Abstract

In their editorial that appeared in the June 2004 issue of Addiction, Rehm et al. (2004) cite poverty as an important environmental modifier of the relationship between substance use and harm (the topic of their editorial). For example they cite Harrison & Gardiner (1999) who state that men in the lower socio-economic status (SES) category in their study had a much increased risk of alcohol-related mortality compared to those in the highest SES category, despite the fact that volume of drinking was greater for those in higher SES categories. Readers may like to know that the same effect appears to be evident in the case of gambling and gambling problems according to a secondary analysis of the data from the first British Gambling Prevalence Survey (Orford et al. 2003). The rate of participation in any gambling in the last 12 months and the number of different gambling activities engaged in showed little variation with household income, although both were lowest in the group on very small incomes (less than £5200 per annum).
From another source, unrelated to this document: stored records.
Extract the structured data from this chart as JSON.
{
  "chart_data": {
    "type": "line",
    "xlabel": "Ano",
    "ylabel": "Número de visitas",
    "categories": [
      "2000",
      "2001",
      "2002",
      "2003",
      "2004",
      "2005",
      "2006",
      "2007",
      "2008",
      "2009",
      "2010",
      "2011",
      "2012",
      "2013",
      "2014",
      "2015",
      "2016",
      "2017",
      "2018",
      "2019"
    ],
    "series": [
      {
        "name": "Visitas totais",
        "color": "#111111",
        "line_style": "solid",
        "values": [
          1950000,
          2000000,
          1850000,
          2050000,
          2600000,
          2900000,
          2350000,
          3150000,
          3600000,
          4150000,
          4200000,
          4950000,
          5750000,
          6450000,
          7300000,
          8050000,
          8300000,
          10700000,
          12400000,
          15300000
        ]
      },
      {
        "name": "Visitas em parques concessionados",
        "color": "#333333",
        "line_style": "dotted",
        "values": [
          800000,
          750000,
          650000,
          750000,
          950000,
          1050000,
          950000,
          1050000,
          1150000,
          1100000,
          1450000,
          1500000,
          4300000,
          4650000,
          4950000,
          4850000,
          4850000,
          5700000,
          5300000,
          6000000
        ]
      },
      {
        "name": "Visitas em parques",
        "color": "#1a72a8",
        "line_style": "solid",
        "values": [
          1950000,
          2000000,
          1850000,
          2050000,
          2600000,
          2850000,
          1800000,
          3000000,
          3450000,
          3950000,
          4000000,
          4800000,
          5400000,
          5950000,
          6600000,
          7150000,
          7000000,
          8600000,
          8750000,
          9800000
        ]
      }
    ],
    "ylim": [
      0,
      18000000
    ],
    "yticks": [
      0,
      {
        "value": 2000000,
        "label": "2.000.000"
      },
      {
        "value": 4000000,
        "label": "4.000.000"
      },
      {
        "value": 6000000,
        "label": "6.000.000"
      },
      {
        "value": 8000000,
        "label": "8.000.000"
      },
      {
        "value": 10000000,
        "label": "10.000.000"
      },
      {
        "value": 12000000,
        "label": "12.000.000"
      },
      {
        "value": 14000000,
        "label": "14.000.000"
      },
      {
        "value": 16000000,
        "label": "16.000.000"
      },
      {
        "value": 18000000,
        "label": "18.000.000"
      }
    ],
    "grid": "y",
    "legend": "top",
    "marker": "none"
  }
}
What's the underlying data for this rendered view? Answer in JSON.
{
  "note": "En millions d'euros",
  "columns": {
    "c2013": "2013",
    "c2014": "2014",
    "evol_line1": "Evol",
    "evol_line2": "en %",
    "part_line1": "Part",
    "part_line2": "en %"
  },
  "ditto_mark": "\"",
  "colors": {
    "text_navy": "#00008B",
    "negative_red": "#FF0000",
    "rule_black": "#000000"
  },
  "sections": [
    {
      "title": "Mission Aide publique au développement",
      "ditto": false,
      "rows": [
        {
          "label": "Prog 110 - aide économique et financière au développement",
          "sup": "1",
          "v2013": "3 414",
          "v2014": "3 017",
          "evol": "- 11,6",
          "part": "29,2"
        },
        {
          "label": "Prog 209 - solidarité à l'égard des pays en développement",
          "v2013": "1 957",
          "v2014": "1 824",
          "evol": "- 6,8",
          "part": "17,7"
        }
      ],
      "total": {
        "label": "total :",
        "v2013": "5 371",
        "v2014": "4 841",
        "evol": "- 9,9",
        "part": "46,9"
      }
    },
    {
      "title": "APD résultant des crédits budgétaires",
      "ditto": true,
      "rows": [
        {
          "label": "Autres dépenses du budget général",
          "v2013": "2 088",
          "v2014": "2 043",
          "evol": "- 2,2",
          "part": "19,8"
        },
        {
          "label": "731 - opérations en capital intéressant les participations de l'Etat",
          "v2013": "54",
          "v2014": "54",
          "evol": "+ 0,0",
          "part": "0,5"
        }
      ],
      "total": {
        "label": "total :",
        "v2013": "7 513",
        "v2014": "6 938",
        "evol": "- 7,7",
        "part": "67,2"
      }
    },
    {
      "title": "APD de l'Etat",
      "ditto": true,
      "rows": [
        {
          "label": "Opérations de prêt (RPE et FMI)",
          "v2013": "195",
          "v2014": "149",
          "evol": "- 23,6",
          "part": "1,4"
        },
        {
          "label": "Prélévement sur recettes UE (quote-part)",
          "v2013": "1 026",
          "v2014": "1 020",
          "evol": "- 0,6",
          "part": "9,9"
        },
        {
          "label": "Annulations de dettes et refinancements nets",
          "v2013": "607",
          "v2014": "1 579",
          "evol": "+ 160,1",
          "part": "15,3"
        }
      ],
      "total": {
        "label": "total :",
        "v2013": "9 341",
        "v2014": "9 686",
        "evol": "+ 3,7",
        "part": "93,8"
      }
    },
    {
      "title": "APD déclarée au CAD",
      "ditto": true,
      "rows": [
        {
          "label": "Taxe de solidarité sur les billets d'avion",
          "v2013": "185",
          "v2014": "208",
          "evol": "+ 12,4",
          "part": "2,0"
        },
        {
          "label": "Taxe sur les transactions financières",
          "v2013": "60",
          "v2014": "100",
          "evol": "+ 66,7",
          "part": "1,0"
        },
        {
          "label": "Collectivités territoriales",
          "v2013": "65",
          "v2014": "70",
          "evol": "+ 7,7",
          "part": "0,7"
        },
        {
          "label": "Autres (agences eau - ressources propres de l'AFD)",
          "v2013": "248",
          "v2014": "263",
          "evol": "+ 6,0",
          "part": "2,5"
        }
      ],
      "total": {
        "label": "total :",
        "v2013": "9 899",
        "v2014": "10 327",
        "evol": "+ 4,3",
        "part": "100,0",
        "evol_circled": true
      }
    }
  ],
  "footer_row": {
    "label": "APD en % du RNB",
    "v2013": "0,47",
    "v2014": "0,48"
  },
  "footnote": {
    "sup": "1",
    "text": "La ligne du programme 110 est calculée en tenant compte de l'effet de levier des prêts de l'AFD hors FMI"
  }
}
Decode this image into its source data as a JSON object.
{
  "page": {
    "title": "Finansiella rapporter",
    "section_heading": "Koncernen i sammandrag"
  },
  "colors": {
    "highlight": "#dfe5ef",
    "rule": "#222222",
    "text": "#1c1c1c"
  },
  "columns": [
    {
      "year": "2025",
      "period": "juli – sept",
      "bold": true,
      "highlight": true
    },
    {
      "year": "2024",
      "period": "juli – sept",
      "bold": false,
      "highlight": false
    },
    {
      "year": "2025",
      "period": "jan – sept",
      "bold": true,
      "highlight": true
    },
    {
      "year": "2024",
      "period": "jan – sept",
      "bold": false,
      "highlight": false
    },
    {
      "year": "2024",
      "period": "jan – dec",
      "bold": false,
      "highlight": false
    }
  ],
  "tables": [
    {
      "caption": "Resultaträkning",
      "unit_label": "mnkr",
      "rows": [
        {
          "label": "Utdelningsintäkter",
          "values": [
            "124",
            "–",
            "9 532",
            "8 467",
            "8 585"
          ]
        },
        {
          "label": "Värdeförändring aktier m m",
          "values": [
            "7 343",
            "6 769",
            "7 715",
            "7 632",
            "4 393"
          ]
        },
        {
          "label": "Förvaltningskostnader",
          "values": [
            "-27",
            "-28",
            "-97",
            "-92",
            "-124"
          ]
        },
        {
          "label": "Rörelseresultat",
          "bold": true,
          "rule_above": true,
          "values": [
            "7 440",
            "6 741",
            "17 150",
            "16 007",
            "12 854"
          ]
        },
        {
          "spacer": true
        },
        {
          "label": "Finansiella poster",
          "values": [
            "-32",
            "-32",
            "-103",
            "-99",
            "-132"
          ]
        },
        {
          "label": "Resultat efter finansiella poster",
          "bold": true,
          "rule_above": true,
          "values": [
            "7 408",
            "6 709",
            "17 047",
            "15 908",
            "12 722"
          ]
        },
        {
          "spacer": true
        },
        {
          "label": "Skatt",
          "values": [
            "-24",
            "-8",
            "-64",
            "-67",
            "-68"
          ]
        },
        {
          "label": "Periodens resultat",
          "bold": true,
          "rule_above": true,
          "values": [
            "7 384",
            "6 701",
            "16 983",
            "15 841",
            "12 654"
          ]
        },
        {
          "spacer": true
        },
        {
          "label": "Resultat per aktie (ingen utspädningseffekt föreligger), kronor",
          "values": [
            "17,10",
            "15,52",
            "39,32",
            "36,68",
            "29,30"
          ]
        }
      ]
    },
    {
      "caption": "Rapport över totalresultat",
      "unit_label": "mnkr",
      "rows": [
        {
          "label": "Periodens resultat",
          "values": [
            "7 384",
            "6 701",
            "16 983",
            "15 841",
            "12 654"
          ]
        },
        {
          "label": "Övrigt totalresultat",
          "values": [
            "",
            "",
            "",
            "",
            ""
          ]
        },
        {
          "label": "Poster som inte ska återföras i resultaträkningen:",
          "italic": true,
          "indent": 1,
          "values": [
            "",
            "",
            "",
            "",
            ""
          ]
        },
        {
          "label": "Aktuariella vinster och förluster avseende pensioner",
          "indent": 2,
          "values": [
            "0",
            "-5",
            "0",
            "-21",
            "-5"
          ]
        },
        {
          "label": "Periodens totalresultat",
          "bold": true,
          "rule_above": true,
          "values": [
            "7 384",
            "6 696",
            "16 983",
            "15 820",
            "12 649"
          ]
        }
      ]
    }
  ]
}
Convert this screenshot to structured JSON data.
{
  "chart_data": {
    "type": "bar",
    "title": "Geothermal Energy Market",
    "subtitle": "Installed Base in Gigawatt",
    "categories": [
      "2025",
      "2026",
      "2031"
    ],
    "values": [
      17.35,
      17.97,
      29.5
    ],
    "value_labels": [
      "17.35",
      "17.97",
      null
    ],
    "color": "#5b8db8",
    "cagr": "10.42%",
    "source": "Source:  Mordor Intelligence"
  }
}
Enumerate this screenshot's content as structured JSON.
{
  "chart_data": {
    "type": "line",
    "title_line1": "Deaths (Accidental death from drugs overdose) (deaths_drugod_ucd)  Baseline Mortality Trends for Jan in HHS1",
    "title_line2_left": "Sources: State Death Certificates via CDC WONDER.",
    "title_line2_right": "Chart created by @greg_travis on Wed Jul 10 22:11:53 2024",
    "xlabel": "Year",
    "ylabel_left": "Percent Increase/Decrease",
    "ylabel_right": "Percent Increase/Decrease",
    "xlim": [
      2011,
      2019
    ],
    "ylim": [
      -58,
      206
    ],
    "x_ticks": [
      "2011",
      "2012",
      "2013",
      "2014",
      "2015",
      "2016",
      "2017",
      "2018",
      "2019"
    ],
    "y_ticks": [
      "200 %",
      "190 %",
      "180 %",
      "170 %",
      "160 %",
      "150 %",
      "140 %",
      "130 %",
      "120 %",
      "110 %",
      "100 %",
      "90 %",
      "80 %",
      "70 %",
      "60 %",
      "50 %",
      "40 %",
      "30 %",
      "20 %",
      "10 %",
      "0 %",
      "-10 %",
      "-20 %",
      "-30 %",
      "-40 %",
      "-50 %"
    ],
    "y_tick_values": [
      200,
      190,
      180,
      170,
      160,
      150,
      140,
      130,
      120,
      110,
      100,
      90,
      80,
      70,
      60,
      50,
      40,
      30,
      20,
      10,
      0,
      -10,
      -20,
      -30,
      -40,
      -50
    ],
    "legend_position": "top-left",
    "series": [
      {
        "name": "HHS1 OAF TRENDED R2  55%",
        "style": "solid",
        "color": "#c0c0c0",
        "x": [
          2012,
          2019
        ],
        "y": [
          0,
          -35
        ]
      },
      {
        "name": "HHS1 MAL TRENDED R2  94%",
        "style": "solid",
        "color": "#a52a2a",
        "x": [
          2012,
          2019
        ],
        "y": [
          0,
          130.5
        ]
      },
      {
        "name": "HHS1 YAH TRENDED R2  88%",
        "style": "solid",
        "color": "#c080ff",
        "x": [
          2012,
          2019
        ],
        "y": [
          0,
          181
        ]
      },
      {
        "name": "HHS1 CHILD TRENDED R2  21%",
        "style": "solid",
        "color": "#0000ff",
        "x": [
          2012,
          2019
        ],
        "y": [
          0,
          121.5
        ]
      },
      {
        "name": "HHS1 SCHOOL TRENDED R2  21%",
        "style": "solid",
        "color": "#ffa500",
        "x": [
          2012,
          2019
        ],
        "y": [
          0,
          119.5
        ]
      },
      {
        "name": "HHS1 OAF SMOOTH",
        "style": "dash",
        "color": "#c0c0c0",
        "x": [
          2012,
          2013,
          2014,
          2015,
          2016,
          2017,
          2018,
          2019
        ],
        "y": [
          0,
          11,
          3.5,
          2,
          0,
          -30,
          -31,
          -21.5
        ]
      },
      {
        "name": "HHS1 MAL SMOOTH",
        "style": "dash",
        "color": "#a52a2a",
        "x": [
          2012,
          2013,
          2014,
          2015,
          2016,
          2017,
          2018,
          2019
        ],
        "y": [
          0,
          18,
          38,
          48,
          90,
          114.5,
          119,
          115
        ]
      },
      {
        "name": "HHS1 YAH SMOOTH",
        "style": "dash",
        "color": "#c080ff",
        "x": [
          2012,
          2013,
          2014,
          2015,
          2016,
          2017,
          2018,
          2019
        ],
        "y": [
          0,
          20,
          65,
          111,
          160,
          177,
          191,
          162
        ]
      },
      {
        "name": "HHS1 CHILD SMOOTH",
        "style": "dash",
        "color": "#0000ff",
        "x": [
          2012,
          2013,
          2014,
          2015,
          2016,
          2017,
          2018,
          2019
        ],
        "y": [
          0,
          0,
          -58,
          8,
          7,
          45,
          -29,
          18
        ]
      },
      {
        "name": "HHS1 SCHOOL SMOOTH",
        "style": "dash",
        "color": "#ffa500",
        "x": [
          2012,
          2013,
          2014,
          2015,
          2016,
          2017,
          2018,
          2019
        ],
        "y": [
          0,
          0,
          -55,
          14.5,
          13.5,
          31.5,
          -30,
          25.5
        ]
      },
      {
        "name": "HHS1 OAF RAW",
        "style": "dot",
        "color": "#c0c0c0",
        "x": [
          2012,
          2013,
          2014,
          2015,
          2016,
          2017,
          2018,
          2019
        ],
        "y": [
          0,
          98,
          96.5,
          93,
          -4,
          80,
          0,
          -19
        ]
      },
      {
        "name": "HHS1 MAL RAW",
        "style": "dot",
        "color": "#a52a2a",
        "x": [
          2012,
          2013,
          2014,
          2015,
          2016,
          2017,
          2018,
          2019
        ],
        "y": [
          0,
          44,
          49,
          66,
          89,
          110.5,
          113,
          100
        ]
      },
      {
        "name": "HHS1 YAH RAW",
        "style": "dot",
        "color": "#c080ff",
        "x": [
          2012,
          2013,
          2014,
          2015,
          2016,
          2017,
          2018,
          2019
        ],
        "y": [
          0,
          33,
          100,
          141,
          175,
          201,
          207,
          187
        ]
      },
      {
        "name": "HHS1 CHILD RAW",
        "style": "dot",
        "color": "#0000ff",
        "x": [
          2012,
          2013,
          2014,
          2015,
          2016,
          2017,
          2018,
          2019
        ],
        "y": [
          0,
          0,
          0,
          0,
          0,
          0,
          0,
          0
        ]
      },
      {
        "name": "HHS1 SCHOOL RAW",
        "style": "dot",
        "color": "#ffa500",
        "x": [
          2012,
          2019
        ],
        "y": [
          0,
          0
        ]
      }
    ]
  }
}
Nor did average total stake on activities such as the national and other lotteries, football pools and bingo or average sum of losses on activities such as playing fruit machines, betting on horse or dog races or playing casino games, vary very much by income (questioning people about expenditure on gambling is fraught with difficulties, and preliminary work suggested that people thought in terms of stakes for certain activities and in terms of losses for others). When stakes and losses were calculated as percentages of income the picture was much clearer, with the highest averages in the lowest of three income categories (less than £15 600 a year in 1999–2000) and lowest in the highest income group (£31 200 or more). That may go a long way towards explaining one of the main findings of the survey, that household income was one of a small number of variables significantly associated with problem gambling in a logistic regression analysis. Controlling for other socio-demographic variables, those in the lowest of the three income categories were nearly three times as likely as the average person to score above the threshold on a problem gambling screening measure. Income appears to be an important modifier of the relationship between extent of engagement in gambling and gambling-related problems.